Inter-State migrant worker Act


An inter-State migrant worker is anyone employed by or through an agent in one State through an agreement or arrangement to be used in an establishment in another State, either with or without the employer’s knowledge regarding the establishment [11.

Workers’ migration to India is not a new idea, but it has gained special significance for the country and society due to the opening to world markets. The economic policies of India and the 1991 monetary policy of India, where India took on Liberalization, Privatization, and Globalization (LPG), provide the opportunity for rural workers in India to work outside of their country of origin and become part of the founding team of the developing India.

Answering this query isn’t easy to determine and depends on many factors. On one side, globalization has brought new possibilities for workers, which include opportunities to work in different and contemporary contexts.

However, the increasing movement of employees has caused the abuse of workers in certain instances since employers attempt to exploit workers who do not know their rights. To ensure that globalization doesn’t cause the exploitation of workers, it is essential to create safeguards to provide workers’ rights.

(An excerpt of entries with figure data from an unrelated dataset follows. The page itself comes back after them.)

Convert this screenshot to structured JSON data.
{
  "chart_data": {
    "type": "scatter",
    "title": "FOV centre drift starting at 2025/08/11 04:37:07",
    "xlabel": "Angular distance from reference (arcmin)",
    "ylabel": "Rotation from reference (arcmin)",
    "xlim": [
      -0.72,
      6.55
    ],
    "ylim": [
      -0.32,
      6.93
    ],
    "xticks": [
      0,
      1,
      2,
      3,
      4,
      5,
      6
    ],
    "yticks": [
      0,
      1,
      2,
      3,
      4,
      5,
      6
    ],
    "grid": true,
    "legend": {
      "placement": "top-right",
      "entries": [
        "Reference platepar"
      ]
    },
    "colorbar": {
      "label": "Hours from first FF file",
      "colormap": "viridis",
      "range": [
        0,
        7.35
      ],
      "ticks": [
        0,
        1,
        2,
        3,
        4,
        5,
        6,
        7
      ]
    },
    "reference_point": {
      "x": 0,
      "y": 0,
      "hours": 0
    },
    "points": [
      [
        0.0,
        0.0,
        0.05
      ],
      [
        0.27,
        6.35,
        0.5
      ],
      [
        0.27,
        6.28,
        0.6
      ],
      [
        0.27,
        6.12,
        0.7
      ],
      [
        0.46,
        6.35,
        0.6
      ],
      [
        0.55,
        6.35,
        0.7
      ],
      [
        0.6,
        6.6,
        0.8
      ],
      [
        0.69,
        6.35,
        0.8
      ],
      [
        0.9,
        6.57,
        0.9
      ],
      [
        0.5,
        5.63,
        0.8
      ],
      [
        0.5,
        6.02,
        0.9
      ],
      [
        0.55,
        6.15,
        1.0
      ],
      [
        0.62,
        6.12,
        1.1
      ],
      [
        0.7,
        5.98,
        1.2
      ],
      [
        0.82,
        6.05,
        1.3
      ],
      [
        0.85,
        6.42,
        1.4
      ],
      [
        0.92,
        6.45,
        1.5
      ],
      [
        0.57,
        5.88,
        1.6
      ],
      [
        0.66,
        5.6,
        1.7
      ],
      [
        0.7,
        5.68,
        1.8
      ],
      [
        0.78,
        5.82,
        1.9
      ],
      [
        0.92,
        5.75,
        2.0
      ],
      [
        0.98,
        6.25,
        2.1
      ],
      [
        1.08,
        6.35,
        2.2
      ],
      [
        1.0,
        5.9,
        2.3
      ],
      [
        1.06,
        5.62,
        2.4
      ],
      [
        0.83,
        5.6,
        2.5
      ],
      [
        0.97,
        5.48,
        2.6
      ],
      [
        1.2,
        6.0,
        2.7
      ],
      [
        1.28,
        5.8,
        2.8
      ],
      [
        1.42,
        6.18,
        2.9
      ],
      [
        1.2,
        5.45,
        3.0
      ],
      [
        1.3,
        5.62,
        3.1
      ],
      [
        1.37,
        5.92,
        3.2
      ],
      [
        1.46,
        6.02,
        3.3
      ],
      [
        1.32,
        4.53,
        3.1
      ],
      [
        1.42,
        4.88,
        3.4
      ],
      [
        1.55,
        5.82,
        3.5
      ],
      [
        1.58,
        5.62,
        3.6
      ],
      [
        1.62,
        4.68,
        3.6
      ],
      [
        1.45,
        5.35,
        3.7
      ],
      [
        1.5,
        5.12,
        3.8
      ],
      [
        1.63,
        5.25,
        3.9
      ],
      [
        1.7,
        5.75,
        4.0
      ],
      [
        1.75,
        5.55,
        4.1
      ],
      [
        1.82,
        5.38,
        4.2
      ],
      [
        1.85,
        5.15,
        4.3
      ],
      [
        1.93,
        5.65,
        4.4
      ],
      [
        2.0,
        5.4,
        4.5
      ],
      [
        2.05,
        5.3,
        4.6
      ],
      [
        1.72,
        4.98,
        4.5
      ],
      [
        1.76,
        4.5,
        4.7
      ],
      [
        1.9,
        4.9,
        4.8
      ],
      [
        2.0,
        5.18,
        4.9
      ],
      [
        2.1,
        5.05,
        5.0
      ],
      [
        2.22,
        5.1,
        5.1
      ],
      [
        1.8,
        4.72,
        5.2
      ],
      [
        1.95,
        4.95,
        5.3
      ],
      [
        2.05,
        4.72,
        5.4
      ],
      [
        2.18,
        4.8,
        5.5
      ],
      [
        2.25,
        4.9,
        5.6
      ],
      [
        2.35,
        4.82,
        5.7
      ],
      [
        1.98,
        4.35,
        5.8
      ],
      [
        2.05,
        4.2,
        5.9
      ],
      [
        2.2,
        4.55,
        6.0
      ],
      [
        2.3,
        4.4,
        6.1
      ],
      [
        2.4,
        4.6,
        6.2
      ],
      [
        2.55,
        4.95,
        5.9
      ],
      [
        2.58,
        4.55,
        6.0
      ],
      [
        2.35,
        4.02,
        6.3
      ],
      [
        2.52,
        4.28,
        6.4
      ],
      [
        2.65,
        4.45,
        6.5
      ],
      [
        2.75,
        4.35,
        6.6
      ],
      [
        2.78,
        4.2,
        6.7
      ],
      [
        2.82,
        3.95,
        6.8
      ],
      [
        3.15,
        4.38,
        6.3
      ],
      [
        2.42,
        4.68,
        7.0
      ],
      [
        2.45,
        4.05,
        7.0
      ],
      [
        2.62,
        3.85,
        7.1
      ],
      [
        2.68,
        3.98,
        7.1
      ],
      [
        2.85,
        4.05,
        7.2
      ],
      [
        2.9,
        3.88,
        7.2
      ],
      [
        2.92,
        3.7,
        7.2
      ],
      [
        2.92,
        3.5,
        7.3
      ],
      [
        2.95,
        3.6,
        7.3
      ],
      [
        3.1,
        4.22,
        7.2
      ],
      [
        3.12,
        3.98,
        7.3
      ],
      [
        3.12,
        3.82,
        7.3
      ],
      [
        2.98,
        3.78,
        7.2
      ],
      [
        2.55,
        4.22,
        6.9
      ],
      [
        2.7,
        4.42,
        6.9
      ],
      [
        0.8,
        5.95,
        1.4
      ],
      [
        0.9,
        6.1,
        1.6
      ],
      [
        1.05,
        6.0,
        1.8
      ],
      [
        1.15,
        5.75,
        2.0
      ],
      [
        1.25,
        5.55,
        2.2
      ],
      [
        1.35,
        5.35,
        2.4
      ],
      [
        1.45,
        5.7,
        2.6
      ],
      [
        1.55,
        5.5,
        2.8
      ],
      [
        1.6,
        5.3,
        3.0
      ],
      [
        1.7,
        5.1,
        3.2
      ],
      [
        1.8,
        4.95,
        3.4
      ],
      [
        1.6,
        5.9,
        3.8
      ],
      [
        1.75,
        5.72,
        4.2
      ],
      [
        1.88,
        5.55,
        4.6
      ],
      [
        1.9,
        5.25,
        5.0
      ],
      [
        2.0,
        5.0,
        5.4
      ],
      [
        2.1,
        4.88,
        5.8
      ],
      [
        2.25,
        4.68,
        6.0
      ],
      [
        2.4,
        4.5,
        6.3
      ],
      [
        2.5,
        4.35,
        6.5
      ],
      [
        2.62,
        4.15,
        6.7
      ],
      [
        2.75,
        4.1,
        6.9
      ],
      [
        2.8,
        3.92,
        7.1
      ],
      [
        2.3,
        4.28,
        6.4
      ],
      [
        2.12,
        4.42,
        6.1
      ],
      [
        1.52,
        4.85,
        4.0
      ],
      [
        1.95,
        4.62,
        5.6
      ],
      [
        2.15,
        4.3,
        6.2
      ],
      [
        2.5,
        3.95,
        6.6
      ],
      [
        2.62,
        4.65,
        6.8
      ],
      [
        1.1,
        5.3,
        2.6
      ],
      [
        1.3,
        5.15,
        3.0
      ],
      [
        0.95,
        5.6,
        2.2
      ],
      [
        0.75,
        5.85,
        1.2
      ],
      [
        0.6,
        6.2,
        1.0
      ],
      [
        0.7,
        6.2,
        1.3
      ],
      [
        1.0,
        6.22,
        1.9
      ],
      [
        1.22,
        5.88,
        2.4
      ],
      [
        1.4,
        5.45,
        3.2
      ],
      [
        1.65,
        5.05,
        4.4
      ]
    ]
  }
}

The Inter-State Migrant Workmen (Regulation of Employment and Conditions of Service) Act, 1979, was enacted to safeguard the rights of workers who are migrants in India. The Act was passed by the courts in Maneka Gandhi vs. Union of India[2] and Francis Coralie Mullin vs. Administrator of the Delhi Union territory[3in which the area of the Right to Live was expanded. The Court declares that the non-observance of the directives of the Inter-State Migrant Worker Act also relates to the violation of Article 21.

The Coronavirus and the migrant workers

Sixteen migrant workers died on May 8, 2020, in the Jalna in the Jalna and Aurangabad districts of Maharashtra as a freight train struck them while they tried to walk back home to Madhya Pradesh, their home State. [4] The abrupt nationwide lockdown that was put in place on March 24, in the aftermath of the latest coronavirus epidemic, has angered many workers who are migrants across the nation

Many people have been observed trying to walk from their workplaces across Rajasthan, Delhi, Maharashtra, Gujarat, and other states to their homes located in Uttar Pradesh, Bihar, West Bengal, and Odisha.

Their safety and the absence of protection under the law for their rights are a source of concern. The 1979 legislation passed to regulate working conditions, and employment of immigrants from the United States is popular with labor welfare workers. Yet, they think it was not correctly implemented, leading to an indifference to workers’ rights under the law.

The Court has ruled its position in Shashank S. Mangal & Anr. vs. Govt. in the NCT of Delhi & Ors. The recent turmoil involving workers who are migrants to the country has faced demonstrated the urgency requirement for accurate information available at all times for effective enforcement and application of the Act.

This is particularly important in a pandemic, such as COVID-19, or any other emergency. The vertical integration of information collection is required to ensure that the information about migrants from the Central Government and the States is collected, cross-checked, and stored promptly and immediately. These data are essential to be able to inform any action that is taken to assist migrants.

Workers from other states (regulation of work and conditions of service) Act of 1979

It was simple for recruiters to infringe rights of the fundamental rights of migrant workers from other states to gain a profit. There was no limit on the migrant laborers’ working hours; they were also forced to work all days of the week in deplorable working conditions.

The committee compact, established in February 1997 upon the advice of the State Labour Ministers Conference, suggested adopting separate legislation centrally to regulate the hiring of interstate workers who are migrants.

In consultation with the state administration and relevant ministers, the Interstate Migrants’ Workers (Regulation on employment conditions) Act, 1979, was adopted to protect the rights of migrants in India. Interstate, the migrant worker’s Act of 1979, is complied with by any establishment employing five or more employees from a different state on any day within twelve months. Additionally, this law applies to contractors that use five or more foreign workers.

The Act permits the registration of migrants and their employers to supervise their work and conditions. Employers are prohibited from hiring workers who are migrants from another state without an official certificate from a reputable authority.